To those -- to those who would tear the world down: We will defeat you. To those who seek peace and security: We support you. And to all those who have wondered if America's beacon still burns as bright: Tonight we proved once more that the true strength of our nation comes not from the might of our arms or the scale of our wealth, but from the enduring power of our ideals: democracy, liberty, opportunity and unyielding hope.

That's the true genius of America: that America can change. Our union can be perfected. What we've already achieved gives us hope for what we can and must achieve tomorrow.

This election had many firsts and many stories that will be told for generations. But one that's on my mind tonight's about a woman who cast her ballot in Atlanta. She's a lot like the millions of others who stood in line to make their voice heard in this election except for one thing: Ann Nixon Cooper is 106 years old.

She was born just a generation past slavery; a time when there were no cars on the road or planes in the sky; when someone like her couldn't vote for two reasons -- because she was a woman and because of the color of her skin.

And tonight, I think about all that she's seen throughout her century in America -- the heartache and the hope; the struggle and the progress; the times we were told that we can't, and the people who pressed on with that American creed: Yes we can.

At a time when women's voices were silenced and their hopes dismissed, she lived to see them stand up and speak out and reach for the ballot. Yes we can. (I was absolutely DONE at this point. As I read this now, tears are welling up in my eyes)

When there was despair in the dust bowl and depression across the land, she saw a nation conquer fear itself with a New Deal, new jobs, a new sense of common purpose. Yes we can.

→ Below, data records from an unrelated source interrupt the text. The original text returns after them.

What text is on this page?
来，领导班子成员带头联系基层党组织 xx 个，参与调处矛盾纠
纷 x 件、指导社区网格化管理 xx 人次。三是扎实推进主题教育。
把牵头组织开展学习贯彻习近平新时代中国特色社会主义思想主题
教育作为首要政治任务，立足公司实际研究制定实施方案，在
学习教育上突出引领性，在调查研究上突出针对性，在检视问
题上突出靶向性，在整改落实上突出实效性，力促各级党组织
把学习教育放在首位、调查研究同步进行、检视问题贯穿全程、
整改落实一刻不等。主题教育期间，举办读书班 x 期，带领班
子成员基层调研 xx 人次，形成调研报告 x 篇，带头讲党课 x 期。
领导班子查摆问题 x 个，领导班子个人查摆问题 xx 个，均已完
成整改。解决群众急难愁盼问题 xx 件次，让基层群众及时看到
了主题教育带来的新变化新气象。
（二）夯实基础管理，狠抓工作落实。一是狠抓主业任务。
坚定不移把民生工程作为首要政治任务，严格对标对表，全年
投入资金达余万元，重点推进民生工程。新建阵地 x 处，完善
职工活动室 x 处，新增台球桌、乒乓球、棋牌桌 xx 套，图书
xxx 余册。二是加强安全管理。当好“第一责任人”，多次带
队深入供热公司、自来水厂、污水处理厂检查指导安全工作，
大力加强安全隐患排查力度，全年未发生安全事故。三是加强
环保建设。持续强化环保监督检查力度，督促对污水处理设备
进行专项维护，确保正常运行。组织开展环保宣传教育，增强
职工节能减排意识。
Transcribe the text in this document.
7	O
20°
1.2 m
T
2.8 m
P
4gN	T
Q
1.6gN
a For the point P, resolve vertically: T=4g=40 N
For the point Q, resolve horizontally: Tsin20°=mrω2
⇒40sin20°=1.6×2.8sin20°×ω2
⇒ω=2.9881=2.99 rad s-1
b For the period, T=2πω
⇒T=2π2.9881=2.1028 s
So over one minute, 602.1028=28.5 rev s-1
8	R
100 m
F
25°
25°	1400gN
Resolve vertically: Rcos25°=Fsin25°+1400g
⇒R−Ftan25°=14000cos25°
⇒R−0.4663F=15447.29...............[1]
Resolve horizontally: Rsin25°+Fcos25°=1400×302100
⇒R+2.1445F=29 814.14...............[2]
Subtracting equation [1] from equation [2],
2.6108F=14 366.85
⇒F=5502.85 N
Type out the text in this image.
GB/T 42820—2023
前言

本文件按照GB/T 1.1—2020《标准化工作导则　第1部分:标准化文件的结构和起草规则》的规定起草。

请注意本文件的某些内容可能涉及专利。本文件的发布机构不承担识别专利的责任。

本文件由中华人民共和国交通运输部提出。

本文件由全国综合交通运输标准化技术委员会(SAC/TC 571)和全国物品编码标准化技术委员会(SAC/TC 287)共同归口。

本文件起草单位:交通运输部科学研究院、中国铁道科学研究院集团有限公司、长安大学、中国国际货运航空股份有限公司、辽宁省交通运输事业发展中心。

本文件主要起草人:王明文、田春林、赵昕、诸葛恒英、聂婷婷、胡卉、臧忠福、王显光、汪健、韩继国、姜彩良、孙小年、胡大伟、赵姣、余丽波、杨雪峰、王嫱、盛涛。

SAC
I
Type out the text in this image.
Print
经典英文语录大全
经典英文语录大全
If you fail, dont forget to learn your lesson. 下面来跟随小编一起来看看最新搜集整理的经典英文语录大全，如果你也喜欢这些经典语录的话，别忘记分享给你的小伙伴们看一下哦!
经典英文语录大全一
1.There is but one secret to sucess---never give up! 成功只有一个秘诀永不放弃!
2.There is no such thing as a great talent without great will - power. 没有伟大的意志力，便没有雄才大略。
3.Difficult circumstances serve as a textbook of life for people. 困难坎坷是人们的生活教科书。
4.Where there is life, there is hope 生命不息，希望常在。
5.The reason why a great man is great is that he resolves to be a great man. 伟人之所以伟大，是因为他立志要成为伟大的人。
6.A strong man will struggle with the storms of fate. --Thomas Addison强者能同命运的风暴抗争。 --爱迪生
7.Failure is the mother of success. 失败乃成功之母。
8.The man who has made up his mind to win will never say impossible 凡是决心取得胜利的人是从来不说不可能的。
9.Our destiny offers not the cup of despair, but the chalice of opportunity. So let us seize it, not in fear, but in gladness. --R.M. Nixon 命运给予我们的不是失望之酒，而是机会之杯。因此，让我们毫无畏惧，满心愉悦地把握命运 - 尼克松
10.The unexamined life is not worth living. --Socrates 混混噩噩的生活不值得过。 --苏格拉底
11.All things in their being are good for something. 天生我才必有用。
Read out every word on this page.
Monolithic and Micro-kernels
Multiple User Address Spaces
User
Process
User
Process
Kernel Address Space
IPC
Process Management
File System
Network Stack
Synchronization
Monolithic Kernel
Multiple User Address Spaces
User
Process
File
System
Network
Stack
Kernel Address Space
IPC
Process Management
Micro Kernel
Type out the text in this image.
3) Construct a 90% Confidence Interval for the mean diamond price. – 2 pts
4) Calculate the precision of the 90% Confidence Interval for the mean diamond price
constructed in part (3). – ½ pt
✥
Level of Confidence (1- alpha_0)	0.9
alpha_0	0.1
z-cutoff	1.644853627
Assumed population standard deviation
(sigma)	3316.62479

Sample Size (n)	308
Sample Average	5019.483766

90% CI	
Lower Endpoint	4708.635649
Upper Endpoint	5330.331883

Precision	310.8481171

When the bombs fell on our harbor and tyranny threatened the world, she was there to witness a generation rise to greatness and a democracy was saved. Yes we can.

She was there for the buses in Montgomery, the hoses in Birmingham, a bridge in Selma, and a preacher from Atlanta who told a people that "We Shall Overcome." Yes we can.

A man touched down on the moon, a wall came down in Berlin, a world was connected by our own science and imagination.

And this year, in this election, she touched her finger to a screen, and cast her vote, because after 106 years in America, through the best of times and the darkest of hours, she knows how America can change.

Yes we can.


America, we have come so far. We have seen so much. But there is so much more to do. So tonight, let us ask ourselves -- if our children should live to see the next century; if my daughters should be so lucky to live as long as Ann Nixon Cooper, what change will they see? What progress will we have made?

This is our chance to answer that call. This is our moment.


This is our time, to put our people back to work and open doors of opportunity for our kids; to restore prosperity and promote the cause of peace; to reclaim the American dream and reaffirm that fundamental truth, that, out of many, we are one; that while we breathe, we hope. And where we are met with cynicism and doubts and those who tell us that we can't, we will respond with that timeless creed that sums up the spirit of a people: Yes, we can.

Thank you. God bless you. And may God bless the United States of America.